'Supernatural': Why Castiel's 3-Episode Arc Lasted 12 Years

It can be shocking to learn that characters who define a television show for us weren’t really meant to stick around. Whether they were originally written to die off early or simply planned as a guest appearance that would fade away quickly, there are lots of characters whose time on a show is intended to be short. 

Luckily for Supernatural fans, things don’t always go as planned. If they had, Castiel would have merely had a three-episode arc rather than the long run that lasted twelve impressive years. 

Misha Collins played Castiel on ‘Supernatural’

Misha Collins began acting in the late 1990s, landing small roles in films like Girl, Interrupted, and single-episode parts in shows like Charmed and NYPD Blue. Prior to getting into acting, the star had interned at the White House (and possibly stole security passes), but he did eventually find his stride in the entertainment world. Recurring roles on shows like 24 and ER provided the actor with more established credentials in television dramas. 

When he landed the part of Castiel on Supernatural in 2008, he was still relatively unknown and taking on guest spots. Other work around this time in his life includes the TV movie Reinventing the Wheelers and a single episode on the TV show Without a Trace. Collins was poised for a breakthrough part, but he didn’t likely go into Supernatural expecting the show to do the trick because his character’s role was intended to be quite small. 

Castiel was only supposed to be on ‘Supernatural’ for three episodes

Misha Collins didn’t join the cast of Supernatural until Season 4. At the time, his character was designed to help usher in the series finale. According to Ranker, Supernatural was supposed to end with Season 5. Obviously, the plan was changed, and we know that the series went on to air for a total of 15 seasons. 

This change in plans meant that the character of Castiel became far more central to the plot than originally intended. When Collins signed on for the role, he was expecting to play the part in three episodes and then move on to his next gig. Instead, he became a series regular, playing Castiel for a total of 148 episodes over the course of twelve years. 

What’s more, Collins became defined by his character because of the fierce and committed fandom connected to Supernatural.
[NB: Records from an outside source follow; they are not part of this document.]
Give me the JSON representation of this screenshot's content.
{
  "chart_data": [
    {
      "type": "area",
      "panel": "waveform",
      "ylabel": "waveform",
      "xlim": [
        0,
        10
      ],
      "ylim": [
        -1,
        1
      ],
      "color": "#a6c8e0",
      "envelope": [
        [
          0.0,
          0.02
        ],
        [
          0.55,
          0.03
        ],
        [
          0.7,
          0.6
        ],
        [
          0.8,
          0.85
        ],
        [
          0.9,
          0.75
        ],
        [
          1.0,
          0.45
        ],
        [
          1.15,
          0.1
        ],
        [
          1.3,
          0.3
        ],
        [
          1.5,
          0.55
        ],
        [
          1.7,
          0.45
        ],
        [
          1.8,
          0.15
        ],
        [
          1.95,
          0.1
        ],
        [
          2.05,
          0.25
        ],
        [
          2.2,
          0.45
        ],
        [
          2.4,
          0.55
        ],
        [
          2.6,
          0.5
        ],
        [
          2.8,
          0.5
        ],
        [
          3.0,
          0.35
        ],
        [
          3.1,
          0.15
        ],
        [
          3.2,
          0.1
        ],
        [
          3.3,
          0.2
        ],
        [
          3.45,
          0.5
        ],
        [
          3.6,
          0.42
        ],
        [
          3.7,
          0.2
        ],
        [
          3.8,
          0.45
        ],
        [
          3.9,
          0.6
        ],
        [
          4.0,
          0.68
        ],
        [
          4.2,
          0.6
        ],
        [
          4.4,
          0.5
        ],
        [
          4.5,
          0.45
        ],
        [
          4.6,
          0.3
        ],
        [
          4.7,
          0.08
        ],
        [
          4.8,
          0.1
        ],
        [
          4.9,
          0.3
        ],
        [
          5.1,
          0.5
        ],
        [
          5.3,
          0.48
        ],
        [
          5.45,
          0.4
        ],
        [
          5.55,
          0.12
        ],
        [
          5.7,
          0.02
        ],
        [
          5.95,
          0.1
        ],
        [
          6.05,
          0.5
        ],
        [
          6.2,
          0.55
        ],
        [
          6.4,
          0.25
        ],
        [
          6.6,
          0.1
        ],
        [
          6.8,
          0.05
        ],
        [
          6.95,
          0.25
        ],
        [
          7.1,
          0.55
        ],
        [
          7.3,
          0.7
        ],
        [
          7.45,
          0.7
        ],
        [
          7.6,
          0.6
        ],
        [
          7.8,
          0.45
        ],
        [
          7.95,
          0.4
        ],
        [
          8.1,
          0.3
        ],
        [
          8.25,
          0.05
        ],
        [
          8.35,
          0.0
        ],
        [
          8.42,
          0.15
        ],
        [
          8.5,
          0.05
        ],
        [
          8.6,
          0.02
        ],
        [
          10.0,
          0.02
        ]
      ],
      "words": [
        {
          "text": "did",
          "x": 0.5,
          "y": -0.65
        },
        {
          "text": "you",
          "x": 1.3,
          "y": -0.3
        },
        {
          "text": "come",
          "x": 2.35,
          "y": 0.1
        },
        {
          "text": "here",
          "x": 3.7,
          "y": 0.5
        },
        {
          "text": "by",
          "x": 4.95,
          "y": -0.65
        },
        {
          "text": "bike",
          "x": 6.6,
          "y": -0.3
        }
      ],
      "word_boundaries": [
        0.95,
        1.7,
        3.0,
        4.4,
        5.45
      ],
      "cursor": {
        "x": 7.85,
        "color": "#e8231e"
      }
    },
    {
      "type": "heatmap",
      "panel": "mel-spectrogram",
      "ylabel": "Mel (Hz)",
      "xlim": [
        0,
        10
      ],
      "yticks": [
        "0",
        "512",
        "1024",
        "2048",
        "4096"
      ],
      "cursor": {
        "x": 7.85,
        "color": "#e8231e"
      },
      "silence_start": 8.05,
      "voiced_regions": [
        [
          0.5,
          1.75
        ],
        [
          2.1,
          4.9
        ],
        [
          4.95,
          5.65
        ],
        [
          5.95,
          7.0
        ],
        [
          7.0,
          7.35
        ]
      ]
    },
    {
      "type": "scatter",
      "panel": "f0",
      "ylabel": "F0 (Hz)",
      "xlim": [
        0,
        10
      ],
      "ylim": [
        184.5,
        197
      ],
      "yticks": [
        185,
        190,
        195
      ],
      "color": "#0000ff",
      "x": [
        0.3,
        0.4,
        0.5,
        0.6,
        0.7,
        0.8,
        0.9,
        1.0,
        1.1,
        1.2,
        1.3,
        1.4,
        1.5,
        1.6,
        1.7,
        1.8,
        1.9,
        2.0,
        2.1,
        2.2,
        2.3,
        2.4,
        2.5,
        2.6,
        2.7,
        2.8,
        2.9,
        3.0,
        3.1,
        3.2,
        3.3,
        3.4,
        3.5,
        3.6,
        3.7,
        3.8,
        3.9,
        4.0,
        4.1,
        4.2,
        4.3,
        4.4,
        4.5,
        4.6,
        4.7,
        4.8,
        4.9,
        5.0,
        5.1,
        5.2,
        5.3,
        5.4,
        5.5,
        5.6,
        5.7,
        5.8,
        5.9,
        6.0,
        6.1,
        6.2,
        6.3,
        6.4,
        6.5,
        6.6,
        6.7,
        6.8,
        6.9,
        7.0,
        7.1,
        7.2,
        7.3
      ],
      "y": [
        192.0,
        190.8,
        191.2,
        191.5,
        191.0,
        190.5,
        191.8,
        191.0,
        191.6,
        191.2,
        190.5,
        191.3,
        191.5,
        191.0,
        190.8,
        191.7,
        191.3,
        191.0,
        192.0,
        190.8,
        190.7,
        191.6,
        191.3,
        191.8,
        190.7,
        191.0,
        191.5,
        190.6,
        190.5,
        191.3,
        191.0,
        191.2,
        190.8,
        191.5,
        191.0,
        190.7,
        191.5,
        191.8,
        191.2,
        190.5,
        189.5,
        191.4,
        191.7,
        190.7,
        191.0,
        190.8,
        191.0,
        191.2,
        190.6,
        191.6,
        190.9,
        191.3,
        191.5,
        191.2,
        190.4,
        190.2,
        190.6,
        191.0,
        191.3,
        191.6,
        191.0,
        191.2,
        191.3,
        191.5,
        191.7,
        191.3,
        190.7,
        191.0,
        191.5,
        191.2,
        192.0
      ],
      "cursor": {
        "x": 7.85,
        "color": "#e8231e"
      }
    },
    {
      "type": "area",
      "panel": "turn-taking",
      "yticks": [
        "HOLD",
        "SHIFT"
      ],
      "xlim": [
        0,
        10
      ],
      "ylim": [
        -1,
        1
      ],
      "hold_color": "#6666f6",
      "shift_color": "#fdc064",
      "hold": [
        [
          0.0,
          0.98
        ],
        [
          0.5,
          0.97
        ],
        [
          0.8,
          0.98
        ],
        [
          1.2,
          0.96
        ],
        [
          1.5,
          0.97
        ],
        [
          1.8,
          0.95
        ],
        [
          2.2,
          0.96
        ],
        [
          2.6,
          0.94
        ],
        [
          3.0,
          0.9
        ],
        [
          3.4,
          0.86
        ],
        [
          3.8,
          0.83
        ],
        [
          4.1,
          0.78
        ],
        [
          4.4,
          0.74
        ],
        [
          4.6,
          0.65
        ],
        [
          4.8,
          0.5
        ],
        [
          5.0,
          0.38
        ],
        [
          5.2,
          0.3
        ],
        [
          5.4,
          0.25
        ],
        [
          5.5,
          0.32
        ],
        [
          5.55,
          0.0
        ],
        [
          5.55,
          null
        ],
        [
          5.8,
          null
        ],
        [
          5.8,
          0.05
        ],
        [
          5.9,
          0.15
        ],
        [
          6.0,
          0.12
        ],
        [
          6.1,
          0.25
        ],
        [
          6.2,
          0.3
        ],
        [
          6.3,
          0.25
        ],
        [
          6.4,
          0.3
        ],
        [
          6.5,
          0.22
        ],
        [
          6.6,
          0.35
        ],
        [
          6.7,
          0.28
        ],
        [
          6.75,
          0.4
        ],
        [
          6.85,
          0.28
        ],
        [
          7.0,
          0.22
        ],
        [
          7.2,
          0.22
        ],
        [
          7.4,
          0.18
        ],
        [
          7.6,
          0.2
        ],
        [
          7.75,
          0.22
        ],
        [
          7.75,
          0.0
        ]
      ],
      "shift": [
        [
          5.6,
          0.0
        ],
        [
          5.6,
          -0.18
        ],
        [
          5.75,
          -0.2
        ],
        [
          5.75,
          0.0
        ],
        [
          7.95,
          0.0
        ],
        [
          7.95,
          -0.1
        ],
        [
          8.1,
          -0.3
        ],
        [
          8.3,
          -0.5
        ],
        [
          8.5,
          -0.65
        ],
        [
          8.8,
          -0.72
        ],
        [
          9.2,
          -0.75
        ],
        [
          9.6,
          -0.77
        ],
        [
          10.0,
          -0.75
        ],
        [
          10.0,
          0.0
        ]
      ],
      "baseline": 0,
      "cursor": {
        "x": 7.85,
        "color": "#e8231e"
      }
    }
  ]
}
In addition to actually filming the long-running series, Collins made frequent appearances at conventions to talk with fans. While grateful for the role and the boost to his career, Collins has admitted that the work was burning him out near the end: “I was pretty deeply fried, and then the net effect of that was that I wasn’t really loving anything. I was kind of finding that I was dreading convention weekends and dreading shooting days and dreading meetings. Everything was just too much.”

‘Supernatural’ went on so long because fans supported it

As ScreenRant reports, it can be tempting to view the first five seasons of Supernatural as “a tightly-written, meticulously planned tale,” but that’s not really accurate. It’s true that creator Eric Kripke did have a rough outline of the story up to that point created from early in the project, but he also worked on the plot points season-by-season, making changes as driven by the character development as the story unfolded on the screen. 

Ultimately, the five-season plan was largely driven by the fact that the show could have been cancelled at any point. It’s hard to predict what will be a success and what won’t, and very few shows get a run as long as Supernatural‘s ended up being. It might even be considered hubris for a creator to go into a series expecting to get such a long run. 

When the success of the show continued to open up opportunities for future episodes, Kripke rose to the occasion — year after year.